Determinant of n x n matrix

λ> a = [2,0,1,3,0,0,2,2,1,2,1,34,3,2,34,4] :: Tensor '[4,4] Int
λ> a
[[2,0,1,3],
[0,0,2,2],
[1,2,1,34],
[3,2,34,4]]
λ> det a
520

This implementation is not so fast, it can calculate 8 x 8 in 1 second with all the num none zero on my computer. It should be faster if more zero in the matrix.

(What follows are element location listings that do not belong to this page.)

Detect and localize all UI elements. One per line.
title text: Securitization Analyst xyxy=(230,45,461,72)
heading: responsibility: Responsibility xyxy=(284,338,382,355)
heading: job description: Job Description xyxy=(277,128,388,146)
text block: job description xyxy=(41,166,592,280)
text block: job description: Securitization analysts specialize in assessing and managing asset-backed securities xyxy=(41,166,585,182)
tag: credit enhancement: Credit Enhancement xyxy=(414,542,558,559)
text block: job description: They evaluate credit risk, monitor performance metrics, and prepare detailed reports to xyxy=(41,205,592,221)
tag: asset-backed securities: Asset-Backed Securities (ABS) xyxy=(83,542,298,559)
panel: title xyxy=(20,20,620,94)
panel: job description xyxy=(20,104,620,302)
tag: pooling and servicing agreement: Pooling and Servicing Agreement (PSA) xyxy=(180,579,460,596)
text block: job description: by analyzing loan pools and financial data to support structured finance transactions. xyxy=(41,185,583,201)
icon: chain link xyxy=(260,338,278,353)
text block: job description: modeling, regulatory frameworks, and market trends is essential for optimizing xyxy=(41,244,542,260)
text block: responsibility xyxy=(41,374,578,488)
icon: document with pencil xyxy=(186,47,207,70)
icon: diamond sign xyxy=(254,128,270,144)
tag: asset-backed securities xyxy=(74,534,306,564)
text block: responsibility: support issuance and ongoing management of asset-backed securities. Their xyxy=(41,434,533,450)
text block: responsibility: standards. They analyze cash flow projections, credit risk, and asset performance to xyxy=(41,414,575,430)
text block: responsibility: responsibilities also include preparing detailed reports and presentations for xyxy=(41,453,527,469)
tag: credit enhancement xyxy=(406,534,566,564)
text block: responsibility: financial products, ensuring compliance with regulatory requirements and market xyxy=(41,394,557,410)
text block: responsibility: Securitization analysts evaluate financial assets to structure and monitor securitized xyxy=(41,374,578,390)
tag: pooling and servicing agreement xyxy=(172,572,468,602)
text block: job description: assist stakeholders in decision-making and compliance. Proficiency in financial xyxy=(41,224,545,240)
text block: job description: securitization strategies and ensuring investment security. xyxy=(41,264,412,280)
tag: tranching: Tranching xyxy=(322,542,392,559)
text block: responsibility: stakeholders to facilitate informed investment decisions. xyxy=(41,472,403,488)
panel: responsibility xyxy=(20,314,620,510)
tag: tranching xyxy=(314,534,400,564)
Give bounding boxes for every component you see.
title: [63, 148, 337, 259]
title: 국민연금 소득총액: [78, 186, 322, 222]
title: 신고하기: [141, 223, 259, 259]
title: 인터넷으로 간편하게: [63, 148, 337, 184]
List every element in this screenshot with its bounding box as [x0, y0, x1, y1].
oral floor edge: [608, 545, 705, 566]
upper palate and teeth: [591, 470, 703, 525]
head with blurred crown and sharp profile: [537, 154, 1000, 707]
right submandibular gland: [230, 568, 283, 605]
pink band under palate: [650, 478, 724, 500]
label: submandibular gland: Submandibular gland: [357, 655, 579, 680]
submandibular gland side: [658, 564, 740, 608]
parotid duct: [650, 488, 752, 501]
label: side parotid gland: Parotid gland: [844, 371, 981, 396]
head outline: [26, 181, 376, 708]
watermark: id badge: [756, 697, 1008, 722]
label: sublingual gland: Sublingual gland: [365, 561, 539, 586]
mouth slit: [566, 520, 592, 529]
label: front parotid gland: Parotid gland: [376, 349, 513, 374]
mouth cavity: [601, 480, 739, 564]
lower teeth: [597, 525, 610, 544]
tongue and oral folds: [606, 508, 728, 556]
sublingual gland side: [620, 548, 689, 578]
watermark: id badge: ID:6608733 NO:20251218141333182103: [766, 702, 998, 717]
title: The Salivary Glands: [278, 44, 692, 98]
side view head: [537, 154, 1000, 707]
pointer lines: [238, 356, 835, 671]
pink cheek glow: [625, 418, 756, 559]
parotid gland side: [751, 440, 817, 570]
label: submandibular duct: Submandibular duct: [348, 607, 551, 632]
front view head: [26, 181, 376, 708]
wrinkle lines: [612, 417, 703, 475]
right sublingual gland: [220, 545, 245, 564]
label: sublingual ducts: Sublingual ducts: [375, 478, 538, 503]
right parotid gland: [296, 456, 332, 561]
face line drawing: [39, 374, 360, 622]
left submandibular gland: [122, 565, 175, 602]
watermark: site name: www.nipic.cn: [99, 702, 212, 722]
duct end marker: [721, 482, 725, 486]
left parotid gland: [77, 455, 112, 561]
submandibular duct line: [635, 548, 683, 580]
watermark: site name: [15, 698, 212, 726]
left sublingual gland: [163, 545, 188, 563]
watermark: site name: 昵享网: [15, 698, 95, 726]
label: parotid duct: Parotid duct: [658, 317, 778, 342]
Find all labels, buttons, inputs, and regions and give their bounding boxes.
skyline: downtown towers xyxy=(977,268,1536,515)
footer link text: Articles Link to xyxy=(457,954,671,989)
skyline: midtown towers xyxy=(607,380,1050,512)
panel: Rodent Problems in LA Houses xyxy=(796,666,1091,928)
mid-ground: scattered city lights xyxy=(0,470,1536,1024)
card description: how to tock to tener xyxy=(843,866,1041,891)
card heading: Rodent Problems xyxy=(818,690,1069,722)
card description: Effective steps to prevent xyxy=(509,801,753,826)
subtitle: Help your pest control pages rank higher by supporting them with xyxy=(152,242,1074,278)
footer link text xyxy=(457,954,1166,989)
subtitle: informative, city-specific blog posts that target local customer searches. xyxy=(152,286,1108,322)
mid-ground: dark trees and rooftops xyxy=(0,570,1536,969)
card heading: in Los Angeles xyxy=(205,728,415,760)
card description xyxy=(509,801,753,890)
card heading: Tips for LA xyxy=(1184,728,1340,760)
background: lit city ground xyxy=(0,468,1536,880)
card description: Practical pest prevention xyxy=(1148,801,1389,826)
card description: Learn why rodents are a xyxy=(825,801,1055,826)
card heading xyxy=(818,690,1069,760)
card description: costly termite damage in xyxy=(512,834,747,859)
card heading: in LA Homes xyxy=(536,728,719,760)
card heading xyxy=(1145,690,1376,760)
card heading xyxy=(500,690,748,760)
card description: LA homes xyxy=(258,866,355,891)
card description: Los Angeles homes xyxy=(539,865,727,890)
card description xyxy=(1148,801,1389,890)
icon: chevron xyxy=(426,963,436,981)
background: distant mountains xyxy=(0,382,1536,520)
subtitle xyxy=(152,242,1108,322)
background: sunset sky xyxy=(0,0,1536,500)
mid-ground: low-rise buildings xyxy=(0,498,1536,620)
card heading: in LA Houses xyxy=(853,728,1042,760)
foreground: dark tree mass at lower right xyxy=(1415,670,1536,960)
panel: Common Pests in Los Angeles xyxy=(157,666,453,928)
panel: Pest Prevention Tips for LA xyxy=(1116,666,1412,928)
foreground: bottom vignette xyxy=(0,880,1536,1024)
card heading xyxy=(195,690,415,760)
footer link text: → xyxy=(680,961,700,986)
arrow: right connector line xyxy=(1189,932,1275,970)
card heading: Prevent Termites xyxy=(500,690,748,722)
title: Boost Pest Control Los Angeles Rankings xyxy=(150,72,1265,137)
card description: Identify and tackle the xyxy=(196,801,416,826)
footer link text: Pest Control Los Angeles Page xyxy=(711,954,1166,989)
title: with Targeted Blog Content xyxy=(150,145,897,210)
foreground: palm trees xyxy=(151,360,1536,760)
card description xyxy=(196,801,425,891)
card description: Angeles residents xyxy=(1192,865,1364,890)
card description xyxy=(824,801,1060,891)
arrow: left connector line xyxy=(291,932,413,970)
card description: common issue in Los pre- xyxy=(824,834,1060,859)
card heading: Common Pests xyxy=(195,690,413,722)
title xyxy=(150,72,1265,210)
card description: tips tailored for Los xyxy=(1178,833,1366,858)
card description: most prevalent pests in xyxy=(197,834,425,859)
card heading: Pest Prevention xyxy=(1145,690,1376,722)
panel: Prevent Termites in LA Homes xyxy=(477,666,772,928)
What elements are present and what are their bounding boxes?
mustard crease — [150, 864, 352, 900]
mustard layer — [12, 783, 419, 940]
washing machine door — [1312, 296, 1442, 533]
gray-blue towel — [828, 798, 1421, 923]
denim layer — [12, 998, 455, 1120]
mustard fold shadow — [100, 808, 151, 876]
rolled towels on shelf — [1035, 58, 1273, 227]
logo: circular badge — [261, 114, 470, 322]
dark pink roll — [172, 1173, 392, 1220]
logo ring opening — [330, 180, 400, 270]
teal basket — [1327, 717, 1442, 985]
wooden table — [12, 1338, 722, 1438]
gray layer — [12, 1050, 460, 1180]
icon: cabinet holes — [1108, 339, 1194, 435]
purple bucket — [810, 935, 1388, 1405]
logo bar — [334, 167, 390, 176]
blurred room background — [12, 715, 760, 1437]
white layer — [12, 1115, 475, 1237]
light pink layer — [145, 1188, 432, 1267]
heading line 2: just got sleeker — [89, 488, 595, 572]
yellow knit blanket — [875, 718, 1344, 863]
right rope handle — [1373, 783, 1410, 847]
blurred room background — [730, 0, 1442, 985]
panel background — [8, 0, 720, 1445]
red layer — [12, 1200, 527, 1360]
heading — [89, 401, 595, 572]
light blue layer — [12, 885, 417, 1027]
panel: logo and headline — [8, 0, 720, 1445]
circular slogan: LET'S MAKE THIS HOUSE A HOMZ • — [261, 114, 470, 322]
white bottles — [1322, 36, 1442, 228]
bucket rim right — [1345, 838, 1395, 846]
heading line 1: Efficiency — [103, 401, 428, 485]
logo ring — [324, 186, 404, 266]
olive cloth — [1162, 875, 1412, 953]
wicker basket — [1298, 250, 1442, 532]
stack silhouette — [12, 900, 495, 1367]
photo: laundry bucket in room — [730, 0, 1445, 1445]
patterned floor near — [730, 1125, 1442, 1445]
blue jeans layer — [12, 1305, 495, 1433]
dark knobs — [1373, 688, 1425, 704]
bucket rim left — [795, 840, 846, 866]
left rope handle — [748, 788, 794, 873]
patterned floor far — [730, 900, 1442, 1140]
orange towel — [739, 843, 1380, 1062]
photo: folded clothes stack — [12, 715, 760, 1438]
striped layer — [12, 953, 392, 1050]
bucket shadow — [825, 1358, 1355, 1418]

lu :: forall a n. (KnownNat a, Integral n) => SimpleMatrix a n -> (SimpleMatrix a (Ratio n), SimpleMatrix a (Ratio n), SimpleMatrix a n) Source #

LU decomposition of n x n matrix

λ> a = [1,2,3,2,5,7,3,5,3]:: Tensor '[3,3] Int
λ> (l,u,p) = lu a
λ> l
[[1 % 1,0 % 1,0 % 1],
[2 % 1,1 % 1,0 % 1],
[3 % 1,(-1) % 1,1 % 1]]
λ> u
[[1 % 1,2 % 1,3 % 1],
[0 % 1,1 % 1,1 % 1],
[0 % 1,0 % 1,(-5) % 1]]
λ> p
[[1,0,0],
[0,1,0],
[0,0,1]]

det' :: forall a n. (KnownNat a, Integral n) => SimpleMatrix a n -> n Source #

determiant using lu decomposition

# Statistical Functions

average :: forall s n. (HasShape s, Fractional n) => Tensor s n -> n Source #

Average of tensor

λ> average (identity :: Tensor '[3,3] Float)
0.33333334

var :: forall s n. (HasShape s, Fractional n) => Tensor s n -> n Source #

Variance of tensor

λ> var ([1,2,3,4] :: Vector 4 Double )
1.25

std :: forall s n. (HasShape s, Floating n) => Tensor s n -> n Source #

Standard Deviation of tensor

λ> std ([1,2,3,4] :: Vector 4 Double )
1.118033988749895

# Helper

runTensor :: HasShape s => Tensor s n -> Index -> n Source #

Convert tensor to untyped function, for internal usage.